Clearwater is the second major Pinellas County city mulling a break from Duke Energy, after several members of the St. Petersburg City Council floated the idea earlier this year.
St. Petersburg, though, has not formally dedicated city resources to evaluating whether to form a city-run utility, making Clearwater’s next move all the more significant. St. Petersburg’s agreement with Duke expires in 2026.
Duke’s rates are likely about to get higher for Floridians. Earlier this year, the company asked state regulators for permission to hike base rates by about $820 million over the next three years to help cover costs and to ensure its shareholders make a certain rate of return. Duke has said that because other charges would be falling off Florida bills, customers would still ending up paying less in January 2025 than in December of this year.
In mid-July, the company reached an agreement with consumer advocates to more than halve its requested increase, though it still needs to be approved by regulators to take effect. Duke’s rate of shareholder profit in the proposed settlement was still higher than the national average.
Sometimes, just exploring whether to break off from a utility company can give cities enough leverage to negotiate better terms for their residents, according to a handout from the American Public Power Association, which represents community-owned utilities nationwide.

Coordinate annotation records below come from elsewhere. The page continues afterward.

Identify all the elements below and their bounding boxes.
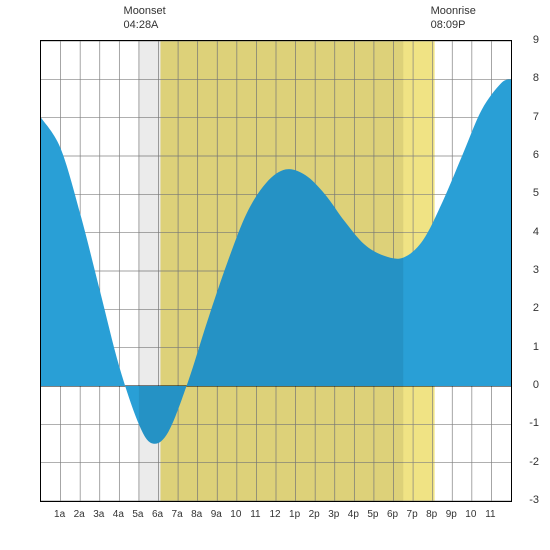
x-tick-label: 2a bbox=[74, 509, 85, 520]
x-tick-label: 4p bbox=[348, 509, 359, 520]
plot-svg bbox=[41, 41, 511, 501]
x-tick-label: 4a bbox=[113, 509, 124, 520]
moonrise-title: Moonrise bbox=[431, 4, 476, 18]
x-tick-label: 10 bbox=[230, 509, 241, 520]
y-tick-label: 3 bbox=[514, 264, 539, 276]
x-tick-label: 8a bbox=[191, 509, 202, 520]
y-tick-label: 7 bbox=[514, 111, 539, 123]
tide-chart: Moonset 04:28A Moonrise 08:09P -3-2-1012… bbox=[0, 0, 550, 550]
moonrise-label: Moonrise 08:09P bbox=[431, 4, 476, 33]
x-tick-label: 3p bbox=[328, 509, 339, 520]
x-tick-label: 12 bbox=[269, 509, 280, 520]
y-tick-label: -3 bbox=[514, 494, 539, 506]
x-tick-label: 7p bbox=[407, 509, 418, 520]
y-tick-label: 8 bbox=[514, 72, 539, 84]
y-tick-label: 9 bbox=[514, 34, 539, 46]
moonset-label: Moonset 04:28A bbox=[124, 4, 166, 33]
y-tick-label: 0 bbox=[514, 379, 539, 391]
x-tick-label: 9a bbox=[211, 509, 222, 520]
plot-area bbox=[40, 40, 512, 502]
x-tick-label: 2p bbox=[309, 509, 320, 520]
x-tick-label: 11 bbox=[485, 509, 495, 520]
x-tick-label: 5a bbox=[132, 509, 143, 520]
y-tick-label: 1 bbox=[514, 341, 539, 353]
x-tick-label: 3a bbox=[93, 509, 104, 520]
x-tick-label: 6a bbox=[152, 509, 163, 520]
y-tick-label: 2 bbox=[514, 302, 539, 314]
x-tick-label: 1a bbox=[54, 509, 65, 520]
x-tick-label: 11 bbox=[250, 509, 260, 520]
x-tick-label: 10 bbox=[465, 509, 476, 520]
x-tick-label: 1p bbox=[289, 509, 300, 520]
y-tick-label: 6 bbox=[514, 149, 539, 161]
x-tick-label: 9p bbox=[446, 509, 457, 520]
moonset-title: Moonset bbox=[124, 4, 166, 18]
y-tick-label: -1 bbox=[514, 417, 539, 429]
y-tick-label: -2 bbox=[514, 456, 539, 468]
moonset-time: 04:28A bbox=[124, 18, 166, 32]
y-tick-label: 4 bbox=[514, 226, 539, 238]
x-tick-label: 6p bbox=[387, 509, 398, 520]
y-tick-label: 5 bbox=[514, 187, 539, 199]
x-tick-label: 8p bbox=[426, 509, 437, 520]
x-tick-label: 5p bbox=[367, 509, 378, 520]
moonrise-time: 08:09P bbox=[431, 18, 476, 32]
x-tick-label: 7a bbox=[172, 509, 183, 520]
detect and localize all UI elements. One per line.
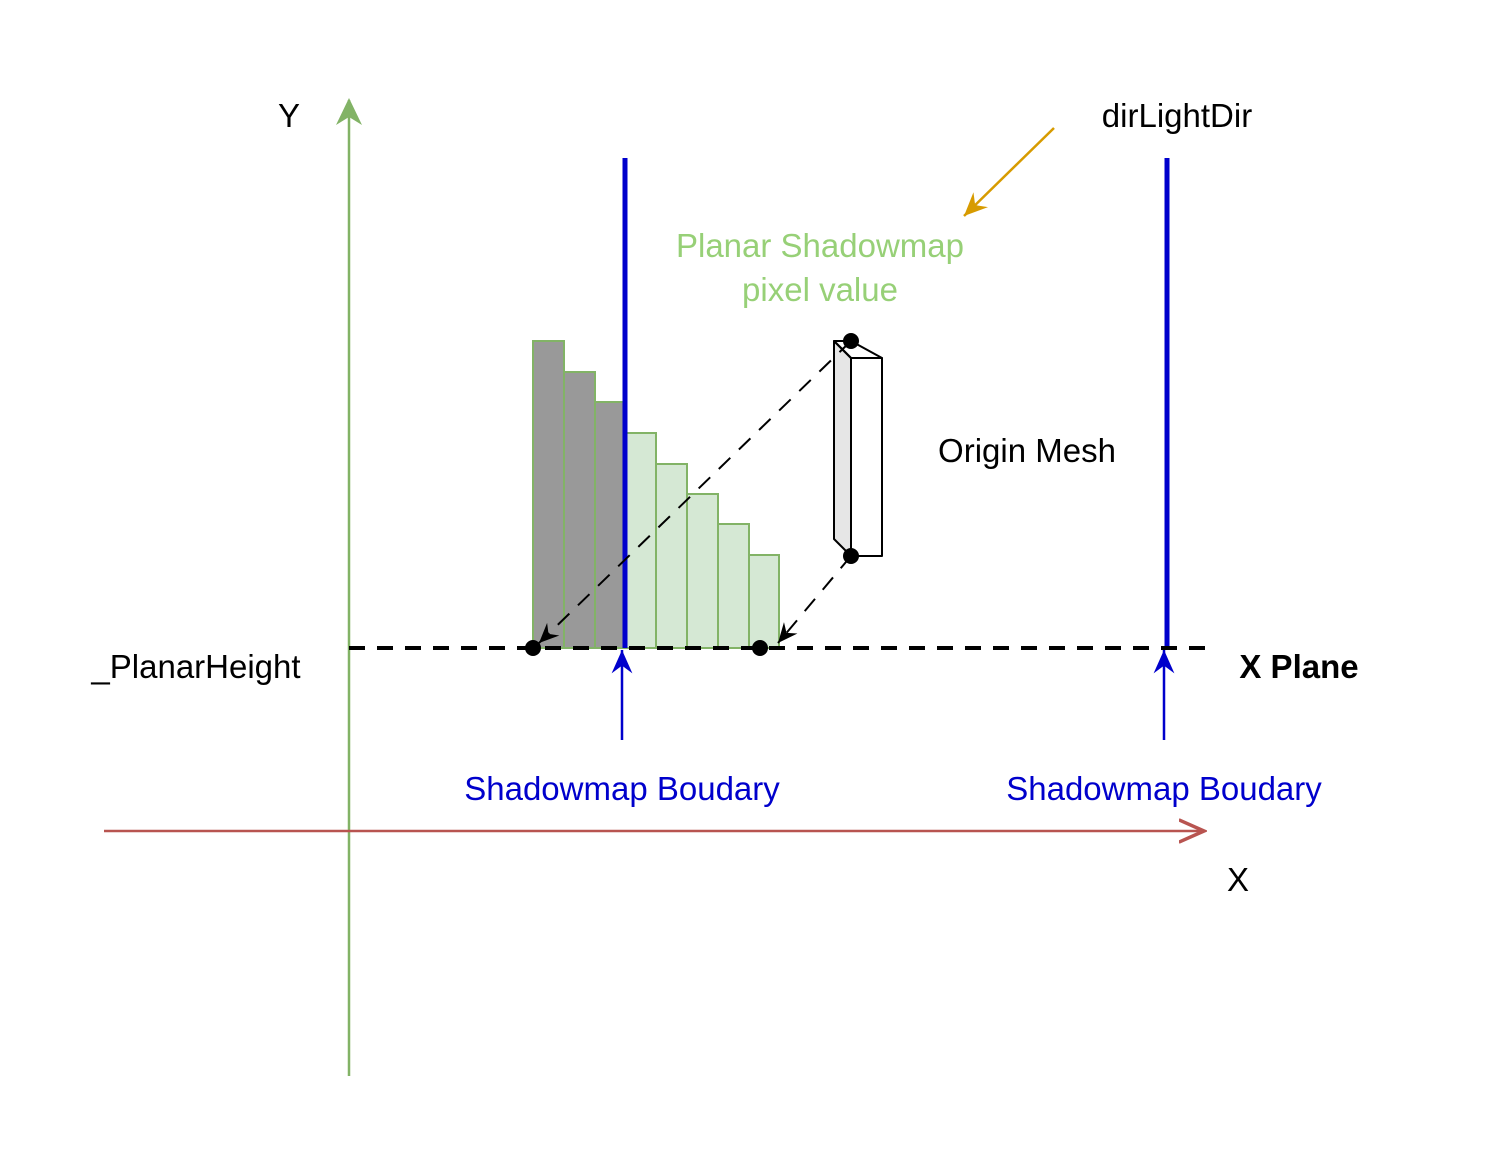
y-axis-arrowhead-icon xyxy=(336,98,362,125)
shadow-bar xyxy=(748,554,780,649)
boundary-left-label: Shadowmap Boudary xyxy=(464,770,780,807)
shadowmap-value-label-line2: pixel value xyxy=(742,271,898,308)
origin-mesh-label: Origin Mesh xyxy=(938,432,1116,469)
light-direction-label: dirLightDir xyxy=(1102,97,1252,134)
black-dot-icon xyxy=(843,333,859,349)
origin-mesh-box xyxy=(833,340,883,557)
black-dot-icon xyxy=(752,640,768,656)
shadow-bar xyxy=(686,493,719,649)
shadowmap-value-label-line1: Planar Shadowmap xyxy=(676,227,964,264)
x-axis-label: X xyxy=(1227,861,1249,898)
shadow-bar xyxy=(624,432,657,649)
shadow-bars-inside xyxy=(624,432,780,649)
planar-height-label: _PlanarHeight xyxy=(90,648,300,685)
mesh-side-face xyxy=(833,340,852,557)
shadow-bar xyxy=(532,340,565,649)
x-plane-label: X Plane xyxy=(1239,648,1358,685)
shadow-bar xyxy=(594,401,626,649)
shadow-bar xyxy=(563,371,596,649)
shadow-bars-outside xyxy=(532,340,626,649)
black-dot-icon xyxy=(525,640,541,656)
black-dot-icon xyxy=(843,548,859,564)
shadow-bar xyxy=(717,523,750,649)
shadow-bar xyxy=(655,463,688,649)
y-axis-label: Y xyxy=(278,97,300,134)
boundary-right-label: Shadowmap Boudary xyxy=(1006,770,1322,807)
light-direction-arrow-icon xyxy=(963,127,1055,217)
mesh-front-face xyxy=(850,357,883,557)
projection-line-bottom xyxy=(777,555,852,644)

One example the group cited: the city of Casselberry, 20 minutes north of Orlando. After voting about a decade ago to start buyout proceedings to split from Progress Energy, another predecessor to Duke, the utility sweetened its offer. Casselberry ended up with guaranteed reliability studies every five years, a high utility-paid fee and a clause entitling Casselberry to a better deal if the utility grants one to any other city.
On Monday, Mayor Bruce Rector said that while the half-million dollar cost to pursue a feasibility study is significant, it is worth exploring to see if the city could lower costs and increase efficiency for residents.
“We just want to know if this is a possibility and if that would provide better service to our customers and our citizens in Clearwater,” the mayor said in an interview.